Keith: We’ll get there; I think there will be dozens of standards. There’s sort of standards now for carbon trading which I think are fairly specious, because you’re measuring in by and large the carbon that you didn’t use, so it’s a negative concept. Since we don’t seem to have a financial market that can work on lending money to houses, which generally do exist and don’t move, or lending money on people who have not created carbon, is an interesting concept.
That doesn’t mean it’s not the right question, it just means it’s very very difficult to do. And the great thing about society’s clever people, engineers, business people, if they focus on the question you get extraordinary answers. If you knew the answer now it wouldn’t be fun. And it is about struggling with things which are not convenient, that you can’t put in your spreadsheet tomorrow. If you’re running off your spreadsheets, if you’re running off your ERP system and you’re looking at all your data, you’re not dealing with the right question. You’re only dealing with history.
Janette: Has it made engineers more important in society?
Keith: Oh much more important. I mean we’ve got to move engineering from people answer questions, take a question, go away and love to answer it, to people that help to find the question.
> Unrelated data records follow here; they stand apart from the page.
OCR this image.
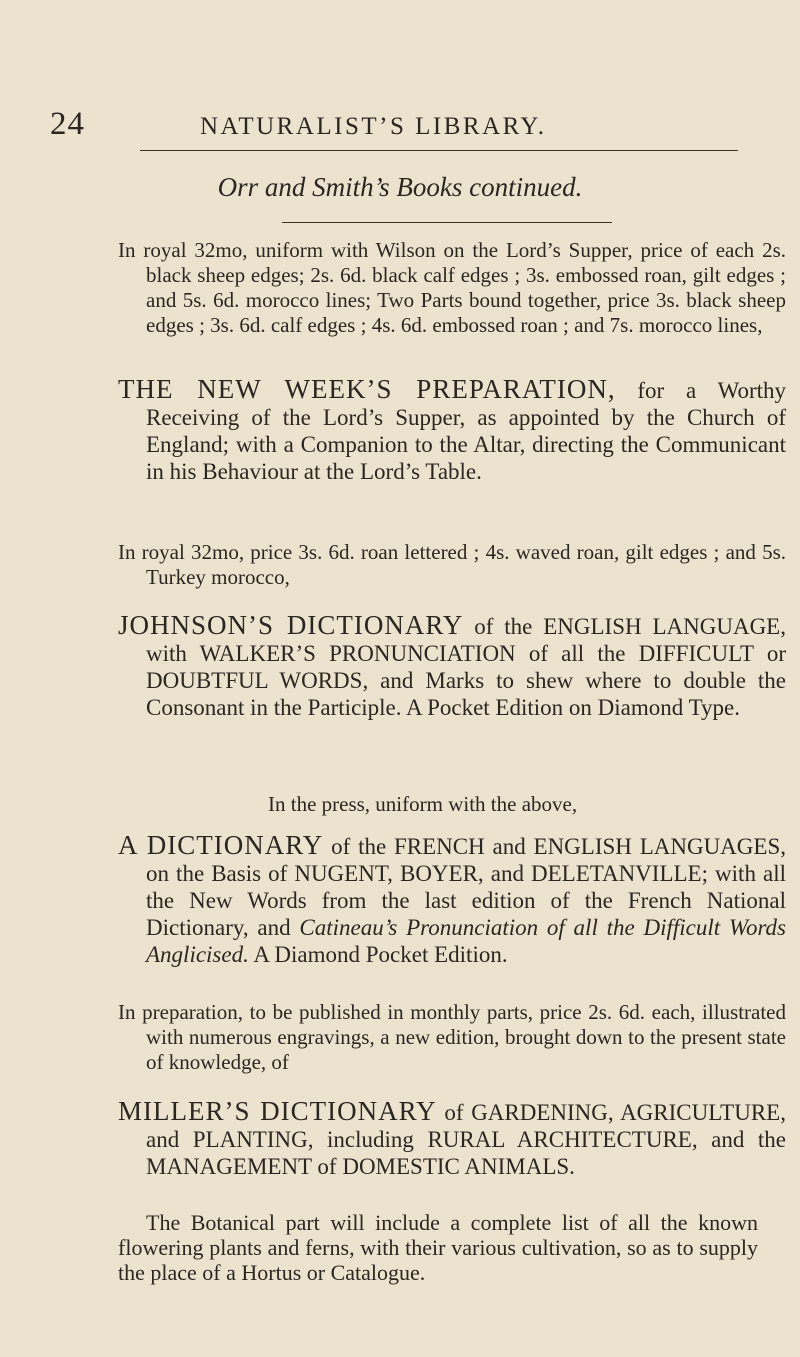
24	NATURALIST’S LIBRARY.
Orr and Smith’s Books continued.
In royal 32mo, uniform with Wilson on the Lord’s Supper, price of each 2s. black sheep edges; 2s. 6d. black calf edges ; 3s. embossed roan, gilt edges ; and 5s. 6d. morocco lines; Two Parts bound together, price 3s. black sheep edges ; 3s. 6d. calf edges ; 4s. 6d. embossed roan ; and 7s. morocco lines,
THE NEW WEEK’S PREPARATION, for a Worthy Receiving of the Lord’s Supper, as appointed by the Church of England; with a Companion to the Altar, directing the Communicant in his Behaviour at the Lord’s Table.
In royal 32mo, price 3s. 6d. roan lettered ; 4s. waved roan, gilt edges ; and 5s. Turkey morocco,
JOHNSON’S DICTIONARY of the ENGLISH LANGUAGE, with WALKER’S PRONUNCIATION of all the DIFFICULT or DOUBTFUL WORDS, and Marks to shew where to double the Consonant in the Participle. A Pocket Edition on Diamond Type.
In the press, uniform with the above,
A DICTIONARY of the FRENCH and ENGLISH LANGUAGES, on the Basis of NUGENT, BOYER, and DELETANVILLE; with all the New Words from the last edition of the French National Dictionary, and Catineau’s Pronunciation of all the Difficult Words Anglicised. A Diamond Pocket Edition.
In preparation, to be published in monthly parts, price 2s. 6d. each, illustrated with numerous engravings, a new edition, brought down to the present state of knowledge, of
MILLER’S DICTIONARY of GARDENING, AGRICULTURE, and PLANTING, including RURAL ARCHITECTURE, and the MANAGEMENT of DOMESTIC ANIMALS.
The Botanical part will include a complete list of all the known flowering plants and ferns, with their various cultivation, so as to supply the place of a Hortus or Catalogue.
And that’s a real challenge for people like the Institute of Civil Engineers who are trying to embrace that, doing some good work there. It’s a real challenge for Engineering UK where we’re trying to bring youngsters into engineering to show that this is a whole world that you can have a phenomenal career in really changing the world, because you’re changing the question.
Now whether you end up in government or in the private sector as a designer, as a builder, as a manufacturer, in all sorts of things, in food technology, there is an engineering science background that is beyond doing calculations. It’s about creating a future that doesn’t exist today. And that’s why it’s a revolution, I mean it’s a new industrial revolution, which means it’s really scary.
Janette: Thanks very much.
Keith: Thank you.
Keith was talking to Janette Rutterford after a recording of The Bottom Line.